Un civil a été appréhendé jeudi matin à Kaduna, dans le nord-ouest du Nigeria, par des soldats de l’opération FANSAN YAMMA pour usurpation de l’identité d’un officier supérieur de l’armée nigériane à la retraite. L’arrestation a eu lieu vers 9h14 au sein de la Strike Force Base du quartier Sabo, conduite par des éléments du 312e Régiment d’artillerie.
Selon un rapport opérationnel diffusé par l’armée nigériane à Abuja, le suspect est accusé d’avoir usurpé l’identité du général de division M.T. Ibrahim (à la retraite). Il se trouve actuellement en garde à vue militaire dans le cadre d’une enquête préliminaire. L’armée a précisé que des démarches sont en cours pour le transférer aux autorités civiles compétentes en vue d’une éventuelle poursuite judiciaire.
Une opération sur renseignement
L’arrestation fait suite à des renseignements exploitables recueillis en amont, qui ont conduit à une opération ciblée sur le site de la base. Les enquêteurs cherchent à établir les circonstances précises de l’usurpation et à déterminer si d’autres personnes seraient impliquées dans le stratagème. L’identité exacte du suspect n’a pas été rendue publique à ce stade par l’armée.
Un phénomène récurrent dans les forces armées nigérianes
Ce type d’affaire n’est pas isolé. En février 2026, l’armée nigériane avait déjà arrêté un nommé Alhaji Tijjani Abdul Rauf, qui se présentait depuis plusieurs années comme un général de division à la retraite, y compris lors de procédures judiciaires. Les enquêtes avaient alors établi qu’il n’avait jamais été incorporé dans l’armée nigériane ni obtenu aucun grade militaire. Lors de sa garde à vue, des coupures de presse de deux journaux nationaux le présentant faussement comme un officier supérieur avaient été retrouvées.
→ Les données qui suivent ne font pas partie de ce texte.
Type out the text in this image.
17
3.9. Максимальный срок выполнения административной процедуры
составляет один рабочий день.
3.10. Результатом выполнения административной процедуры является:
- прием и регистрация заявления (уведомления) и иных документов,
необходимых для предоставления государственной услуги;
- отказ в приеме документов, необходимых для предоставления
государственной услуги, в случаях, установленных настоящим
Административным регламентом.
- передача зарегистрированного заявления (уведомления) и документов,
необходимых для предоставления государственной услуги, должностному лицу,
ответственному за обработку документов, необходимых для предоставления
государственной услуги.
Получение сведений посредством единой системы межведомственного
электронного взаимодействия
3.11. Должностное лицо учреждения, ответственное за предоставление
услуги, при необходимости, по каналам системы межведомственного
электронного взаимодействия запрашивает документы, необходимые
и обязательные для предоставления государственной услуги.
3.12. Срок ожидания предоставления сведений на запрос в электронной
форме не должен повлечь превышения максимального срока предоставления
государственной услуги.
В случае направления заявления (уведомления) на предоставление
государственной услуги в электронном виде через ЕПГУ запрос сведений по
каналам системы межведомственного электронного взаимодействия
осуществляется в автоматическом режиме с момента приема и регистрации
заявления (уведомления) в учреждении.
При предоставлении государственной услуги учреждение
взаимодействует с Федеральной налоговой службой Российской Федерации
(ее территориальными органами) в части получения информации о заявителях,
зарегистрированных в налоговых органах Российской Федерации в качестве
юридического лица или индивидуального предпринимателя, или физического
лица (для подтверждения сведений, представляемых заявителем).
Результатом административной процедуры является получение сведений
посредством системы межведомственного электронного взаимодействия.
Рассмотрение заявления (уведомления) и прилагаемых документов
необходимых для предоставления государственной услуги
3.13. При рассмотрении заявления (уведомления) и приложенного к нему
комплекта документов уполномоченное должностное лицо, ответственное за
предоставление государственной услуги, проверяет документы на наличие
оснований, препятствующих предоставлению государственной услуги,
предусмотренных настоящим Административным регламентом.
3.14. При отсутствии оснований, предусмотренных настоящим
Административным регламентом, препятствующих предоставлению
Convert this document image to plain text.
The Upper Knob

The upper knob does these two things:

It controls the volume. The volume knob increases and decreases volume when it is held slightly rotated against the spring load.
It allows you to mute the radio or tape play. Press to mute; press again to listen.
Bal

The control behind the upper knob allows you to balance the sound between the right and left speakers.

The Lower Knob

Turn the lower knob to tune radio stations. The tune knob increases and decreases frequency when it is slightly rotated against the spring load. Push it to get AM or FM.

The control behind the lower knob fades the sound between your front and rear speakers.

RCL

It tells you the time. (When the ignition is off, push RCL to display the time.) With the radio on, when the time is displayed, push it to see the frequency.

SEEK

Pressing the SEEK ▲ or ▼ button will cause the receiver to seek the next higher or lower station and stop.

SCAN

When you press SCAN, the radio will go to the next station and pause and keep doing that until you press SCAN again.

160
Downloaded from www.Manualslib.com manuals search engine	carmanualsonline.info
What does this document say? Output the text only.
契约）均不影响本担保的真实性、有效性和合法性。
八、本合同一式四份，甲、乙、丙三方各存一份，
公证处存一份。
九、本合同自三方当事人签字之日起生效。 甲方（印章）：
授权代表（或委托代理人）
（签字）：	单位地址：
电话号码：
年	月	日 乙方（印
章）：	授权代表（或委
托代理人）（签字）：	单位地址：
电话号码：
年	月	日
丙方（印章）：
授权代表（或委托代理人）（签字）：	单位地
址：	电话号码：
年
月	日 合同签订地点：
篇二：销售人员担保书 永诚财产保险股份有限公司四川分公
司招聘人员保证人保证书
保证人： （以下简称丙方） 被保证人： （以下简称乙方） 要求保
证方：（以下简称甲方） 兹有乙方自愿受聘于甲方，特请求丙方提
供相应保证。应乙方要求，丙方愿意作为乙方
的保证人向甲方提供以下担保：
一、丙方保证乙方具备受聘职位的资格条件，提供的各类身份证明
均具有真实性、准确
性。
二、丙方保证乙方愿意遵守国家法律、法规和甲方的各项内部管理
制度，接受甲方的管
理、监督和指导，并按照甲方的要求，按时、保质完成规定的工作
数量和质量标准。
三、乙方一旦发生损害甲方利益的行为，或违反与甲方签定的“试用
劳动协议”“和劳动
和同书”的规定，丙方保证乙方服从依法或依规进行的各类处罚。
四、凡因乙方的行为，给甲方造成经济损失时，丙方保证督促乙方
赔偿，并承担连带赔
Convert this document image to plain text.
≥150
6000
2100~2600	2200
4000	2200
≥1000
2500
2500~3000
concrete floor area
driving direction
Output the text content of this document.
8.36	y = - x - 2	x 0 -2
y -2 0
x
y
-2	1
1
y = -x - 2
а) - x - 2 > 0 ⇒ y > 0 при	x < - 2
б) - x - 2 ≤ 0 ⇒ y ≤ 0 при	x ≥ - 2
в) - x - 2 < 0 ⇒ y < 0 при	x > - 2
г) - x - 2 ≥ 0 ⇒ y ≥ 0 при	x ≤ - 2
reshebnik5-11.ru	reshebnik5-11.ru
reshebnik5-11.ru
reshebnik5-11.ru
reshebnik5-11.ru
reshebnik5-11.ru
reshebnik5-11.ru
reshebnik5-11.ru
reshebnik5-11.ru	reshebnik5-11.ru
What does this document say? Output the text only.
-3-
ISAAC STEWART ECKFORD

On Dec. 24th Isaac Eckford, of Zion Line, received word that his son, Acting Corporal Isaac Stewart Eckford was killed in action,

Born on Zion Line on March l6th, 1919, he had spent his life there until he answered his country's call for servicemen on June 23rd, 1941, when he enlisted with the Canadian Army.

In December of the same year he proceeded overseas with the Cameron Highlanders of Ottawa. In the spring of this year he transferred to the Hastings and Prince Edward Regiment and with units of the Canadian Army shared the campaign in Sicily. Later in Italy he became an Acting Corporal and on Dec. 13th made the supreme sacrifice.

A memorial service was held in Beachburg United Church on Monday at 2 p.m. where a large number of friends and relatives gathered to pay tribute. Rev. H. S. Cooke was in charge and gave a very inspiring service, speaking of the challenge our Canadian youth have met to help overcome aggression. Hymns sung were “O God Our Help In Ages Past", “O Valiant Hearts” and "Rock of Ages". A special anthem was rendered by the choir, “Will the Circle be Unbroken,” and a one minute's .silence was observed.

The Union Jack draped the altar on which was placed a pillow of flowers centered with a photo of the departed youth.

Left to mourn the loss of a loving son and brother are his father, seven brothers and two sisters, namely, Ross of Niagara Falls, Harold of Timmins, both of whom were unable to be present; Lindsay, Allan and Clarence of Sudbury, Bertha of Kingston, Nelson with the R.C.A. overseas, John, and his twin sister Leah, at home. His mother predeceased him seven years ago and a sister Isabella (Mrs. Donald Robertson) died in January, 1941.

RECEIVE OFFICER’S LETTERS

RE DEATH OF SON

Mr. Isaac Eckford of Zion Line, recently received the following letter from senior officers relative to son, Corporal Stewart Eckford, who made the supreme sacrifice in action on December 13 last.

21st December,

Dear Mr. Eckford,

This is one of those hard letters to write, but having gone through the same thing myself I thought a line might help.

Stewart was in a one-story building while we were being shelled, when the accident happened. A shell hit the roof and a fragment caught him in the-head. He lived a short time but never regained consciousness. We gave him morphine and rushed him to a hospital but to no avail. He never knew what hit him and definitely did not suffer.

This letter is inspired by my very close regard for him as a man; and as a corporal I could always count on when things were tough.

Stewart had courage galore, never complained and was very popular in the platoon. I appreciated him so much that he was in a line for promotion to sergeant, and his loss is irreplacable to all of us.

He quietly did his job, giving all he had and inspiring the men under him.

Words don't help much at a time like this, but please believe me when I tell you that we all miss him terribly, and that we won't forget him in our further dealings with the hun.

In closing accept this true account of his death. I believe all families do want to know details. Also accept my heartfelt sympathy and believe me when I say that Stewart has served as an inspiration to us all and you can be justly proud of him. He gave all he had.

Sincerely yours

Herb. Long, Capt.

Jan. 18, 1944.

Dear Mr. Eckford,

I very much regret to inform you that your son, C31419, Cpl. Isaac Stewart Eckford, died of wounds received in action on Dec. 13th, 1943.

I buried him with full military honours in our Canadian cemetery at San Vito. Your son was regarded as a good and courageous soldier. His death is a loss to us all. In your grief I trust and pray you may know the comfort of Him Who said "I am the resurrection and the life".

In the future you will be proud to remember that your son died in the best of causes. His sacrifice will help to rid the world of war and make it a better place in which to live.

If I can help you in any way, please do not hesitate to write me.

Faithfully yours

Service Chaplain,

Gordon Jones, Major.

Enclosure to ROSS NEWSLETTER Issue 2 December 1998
L’usurpation d’identité militaire est passible de poursuites pénales au Nigeria en vertu de l’Armed Forces Act, qui interdit explicitement le port non autorisé d’uniformes, de grades ou d’insignes militaires. Le suspect devrait être remis aux autorités civiles à l’issue des procédures militaires préliminaires, sans qu’un calendrier précis ait été communiqué par l’armée.